İlber Ortaylı dikkatsiz, üstelik savaşları karıştırıyor

Kitabınızda “empresyonist bir ressam olarak tarihçinin portresi” başlığı adı altında Prof. Dr. İlber Ortaylı’yı da eleştiriyorsunuz. Ama o ele aldığınız diğer yazarlardan farklı olarak akademisyen... İlber Ortaylı’nın metinlerinin kusuru nedir?


İlber Ortaylı popüler üretimi çok olan bir tarihçi. Fakat bana öyle geliyor ki, aklında ne kaldıysa onu yazıyor. Sonra yeni bir yazım türü oluştu. Biri konuşuyor, birileri de bunu deşifre ederek kitap yapıyor. Oysa insan konuşurken yanlış yapabilir, hata yapabilir, karşısındaki yanlış anlayabilir. Ayrıca konuşma diliyle yazı dili, hele tarih dili çok farklıdır. Tarihle bilek güreşi olmaz. Ama İlber Ortaylı’nın söyleşilerden oluşan bu tür çok kitabı var. Sanıyorum, İlber Ortaylı artık kendini tarihin zanaatkârı olarak değil de sanatçısı olarak görüyor. Bir ressam gibi çalışmak istiyor. Ama empresyonist bir ressam...

Yani hatların çok belli olmadığı, akılda kalanın resmedildiği tablolar yapan...

Yani gerçeği değil beyninizde uyanan imajı. Ama tarihe böyle yaklaşırsanız felaketler olabilir. Mesela İzladi Derbend Savaşı’nı Sırpsındığı ile karıştırabilirsiniz, Ortaylı’nın gibi.

İstisna olabilir mi?

Ama o bunu hep yapıyor. Birkaç yerde karıştırmış. Çünkü dikkatsiz. “Üç Kıtada Osmanlılar” kitabında Sırpsındığı’nın müthiş bir Osmanlı yenilgisi olduğunu anlatır.
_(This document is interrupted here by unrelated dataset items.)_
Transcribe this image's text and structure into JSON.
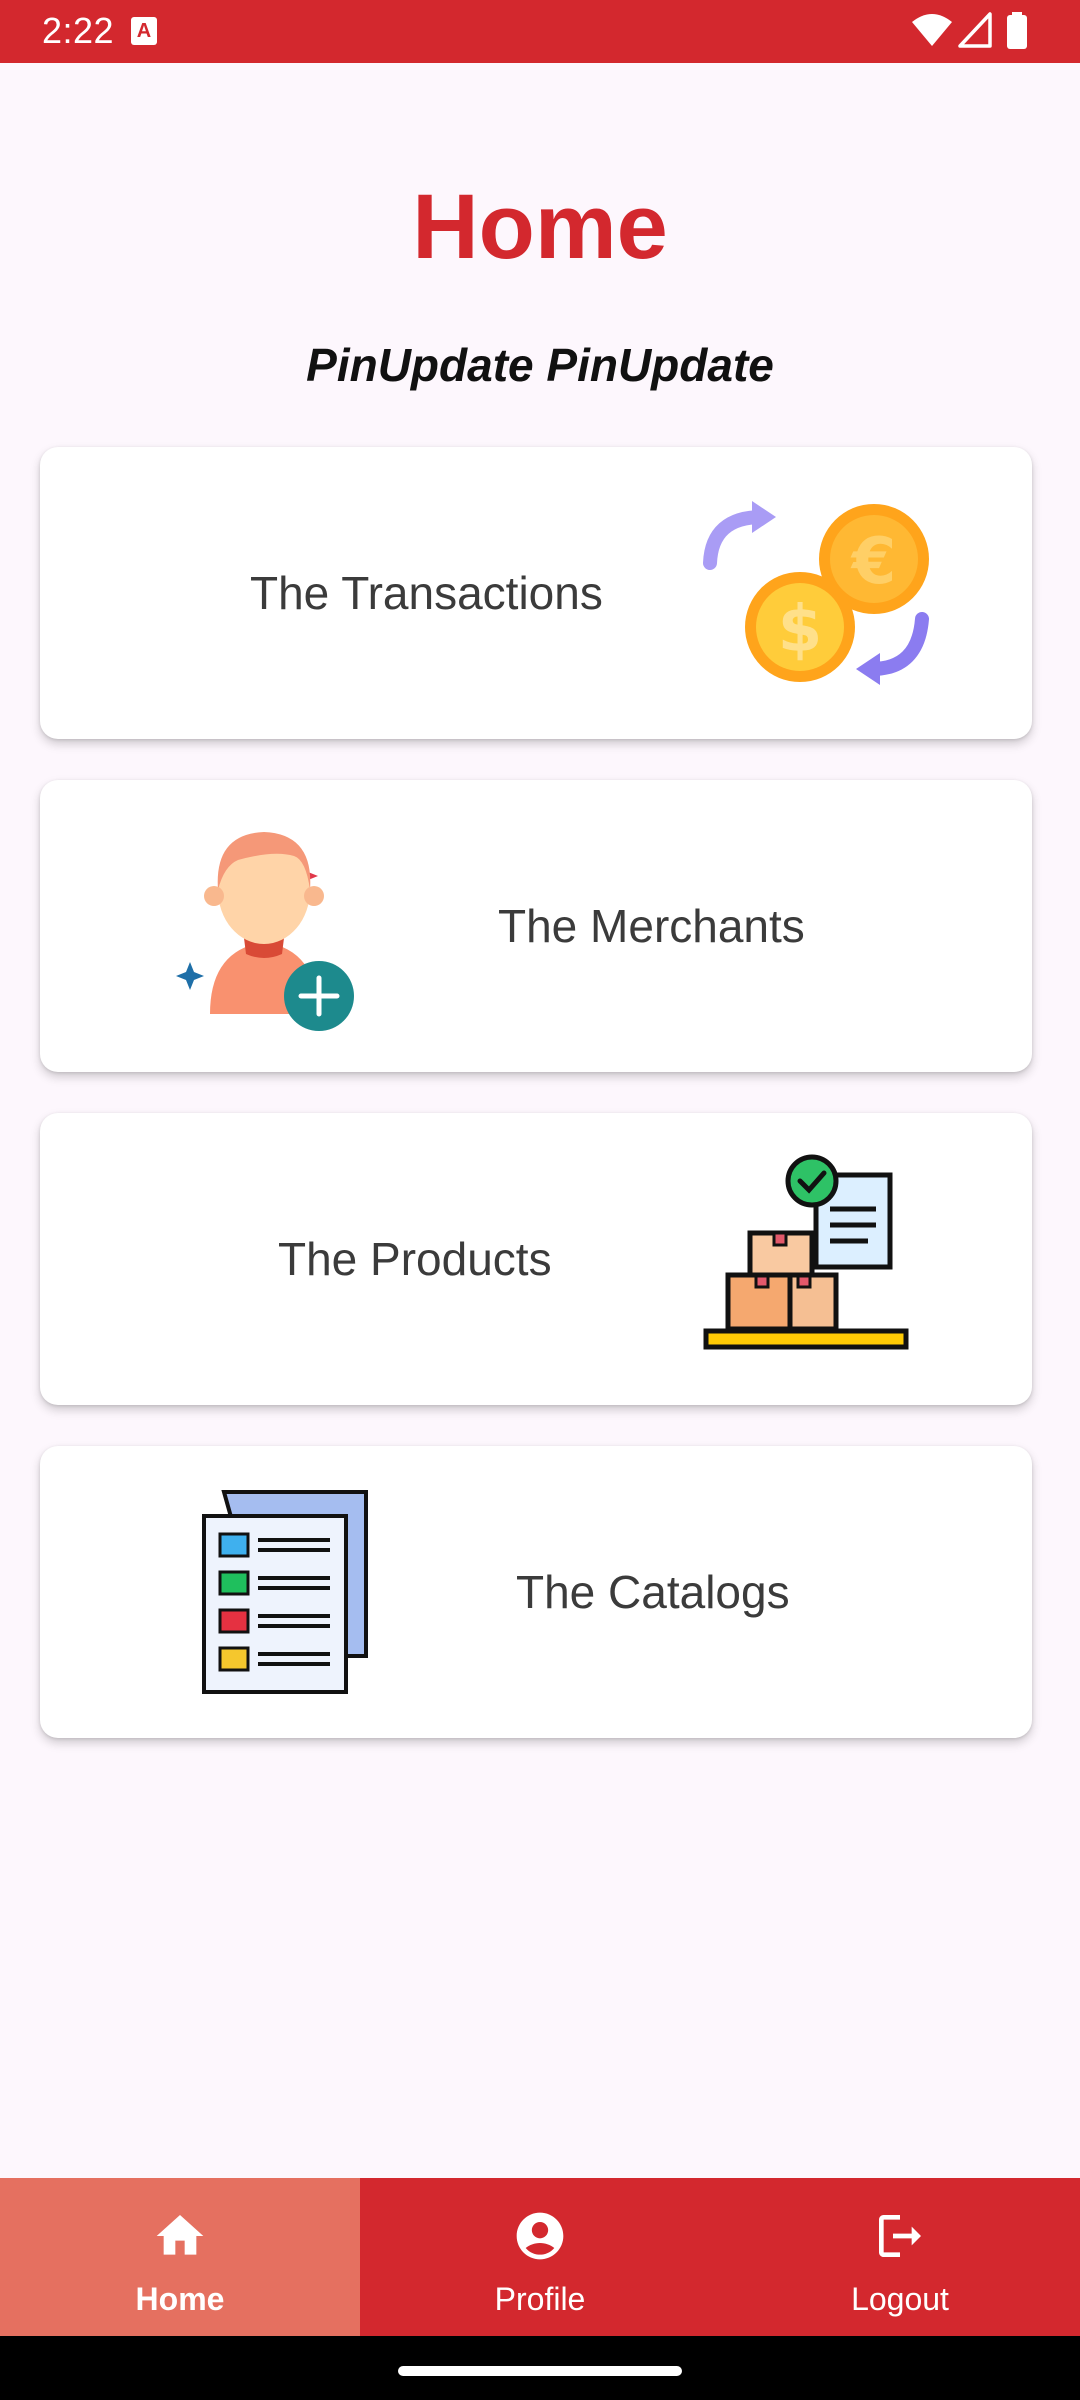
{
  "status": {
    "time": "2:22",
    "notification_glyph": "A"
  },
  "page": {
    "title": "Home",
    "subtitle": "PinUpdate PinUpdate"
  },
  "cards": [
    {
      "label": "The Transactions",
      "icon": "currency-exchange-icon"
    },
    {
      "label": "The Merchants",
      "icon": "add-user-icon"
    },
    {
      "label": "The Products",
      "icon": "inventory-boxes-icon"
    },
    {
      "label": "The Catalogs",
      "icon": "catalog-document-icon"
    }
  ],
  "nav": {
    "items": [
      {
        "label": "Home",
        "icon": "home-icon",
        "active": true
      },
      {
        "label": "Profile",
        "icon": "profile-icon",
        "active": false
      },
      {
        "label": "Logout",
        "icon": "logout-icon",
        "active": false
      }
    ]
  },
  "colors": {
    "primary": "#d3282e",
    "active_nav": "#e57060",
    "background": "#fdf7fd"
  }
}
Oysa bu bir Osmanlı zaferidir. Çünkü 1443’teki İzladi Derbend’deki yenilgiyle karıştırıyor. Benzer bir hatası da 1260 yılındaki, Ayn Câlut savaşı için geçerli. Bu savaşın Ortadoğu’nun tarihinde önemli bir yeri ve simgesi vardır. Çünkü 1258’de Abbasi Halifeliği’ni düşüren ve Batı’ya ilerleyen Moğollar’ı, Memlûkler bu savaşla durdurmuştur. Ama Ortaylı, “İktisadi ve Sosyal Değişim” kitabında bu savaşta Memluklar’ın yenildiğini, Moğolların yendiğini düşünüyor. Çünkü Moğollar’ın Şam’ı ele geçirdiğini söylüyor. Üstüne üstlük İlber Ortaylı bunu daha doğmamış bir Moğol Han’ına, Gazan Han’a yaptırıyor. Ama bu kadarına pek denir. Bunu söylemek; Fatih’e patates yedirmeye benzer. (Patates ABD’nin keşfiyle dünyaya yayılır.) Ne yazık ki bunlar kafasında bazı şeylerin oturmadığını gösteriyor. Yani ortaya çıkıp konuşacağı bir sentezinin olmadığını.
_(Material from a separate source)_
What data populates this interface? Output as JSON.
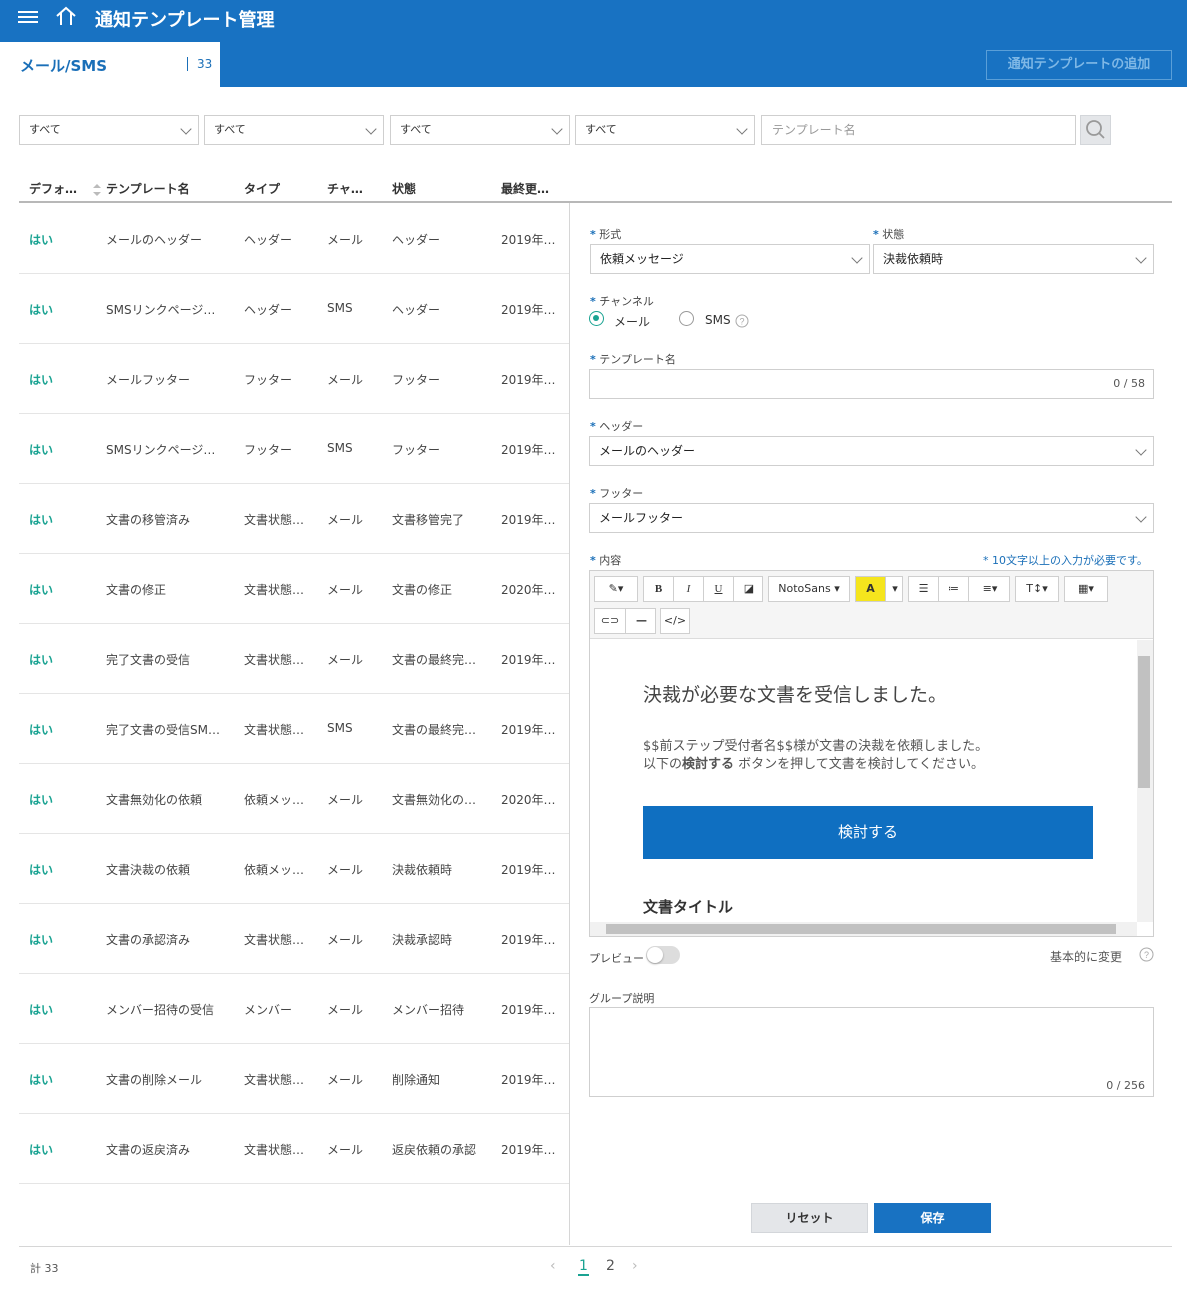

İNSAN BİLMEDİĞİ ŞEYİ NEDEN SÖYLER?

Eleştirdiğiniz başka yönü var mı?


Ortaylı, İslam Ortaçağları ya da Selçuklu tarihçisi değil. Ama tarihçiler de kendi uzmanlık alanlarının dışına çıkıp konuşabilir. İlber Ortaylı “Selçuklu esnafı üzerine bilgiyi nereden alırız?” diye sorduktan sonra bunu “İbni Bibi’nin kitabından alırız” diyerek yanıtlıyor. Sonra İbni Bibi’nin Sultan Alaattin Keykubat’ın yeğeni olduğunu söylüyor. Bunu görünce çok şaşırdım “Ne kadar ilginç sultanın yeğeni olan biri tarih kitabı yazmış” diye. Ama biraz iz sürdükten sonra gördüm ki uzaktan yakından alakaları yok. Anlamadığım, insan bilmediği bir şeyi niye söyler? Hele bir de davet falan da edilmemişse... Niye malumatfuruşluk yapar, bilmem ki!
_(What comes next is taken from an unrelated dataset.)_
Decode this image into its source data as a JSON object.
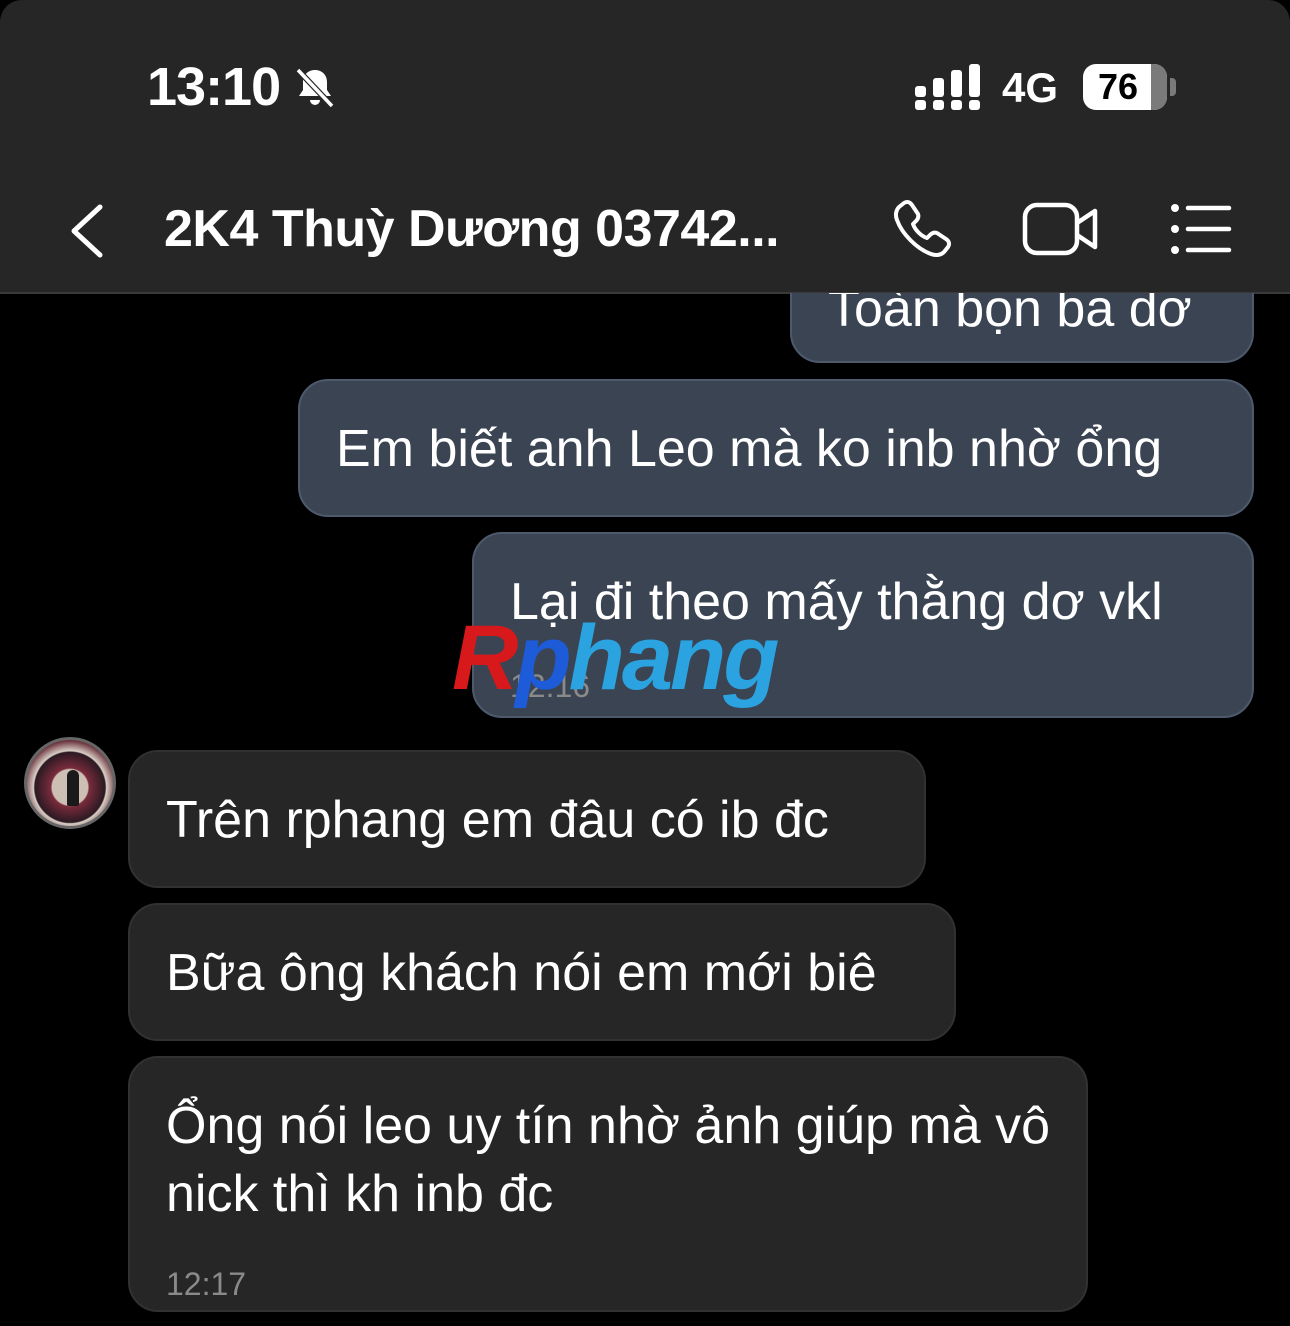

Ahmed Akgündüz’ün kitabında 300 vahim hata var

Bir sonraki eleştiriniz ise “Bilinmeyen Osmanlı” kitabına... Rottherdam’daki İslam Üniversitesi Rektörü Prof. Dr. Ahmed Akgündüz ve Doç. Dr. Said Öztürk’ün popüler tarih kitabına... Oysa bu kitap tarihi kolaylaştırdığı için çok sevilmişti, sizin itirazınız nedir?

Hasan Celal Güzel, bu kitabın 240 bin sattığını söylüyor. Ben de bu yüzden dikkatle inceledim. Öncelikle bu kitapta son derece ilginç bir format kullanılmış. Okuyuculardan geldiği söylenen 5 bin soru bankasından seçilen sorulara yanıt verilmiş. Ama nedense hep de aynı sorular sorulmuş! Evet millet sormuş ya da sormuş gibi yapılmış, onlar da yanıt veriyor. Bu iki tarihçinin temel tarihi bile bilmemek gibi bir özellikleri var.

Ne gibi?

Halife Abdülmecit’e, II. Sultan Abdülmecit demek gibi. Talat Paşa’nın albay olduğunu söylemek gibi. Gerçekten, abartmıyorum. “Talat Paşa kimdir” diye soru soruluyor ve şöyle cevaplanıyor: Talat Paşa zeki, cin gibi kurnaz, dini duyguları zayıf, İttihatçı bir albaydı. Oysa ki, Talat Paşa, İttihat Terrakki’nin önde gelen kadrosunun tek sivil önderiydi. II. Abdülhamit’i II. Mahmut’un oğlu sanma, Gazi Osman Paşa’yı Plevne’de öldürmek gibi... Hele Gazi Osman Paşa’nın Plevne’de yaralanmasını, gazi unvanını almasını, Rusların eline esir düşmesini, ama Rusların kılıcını “Bu kılıcı en iyi siz taşıyorsunuz” diye vermesini ilkokul çocukları bile bilir.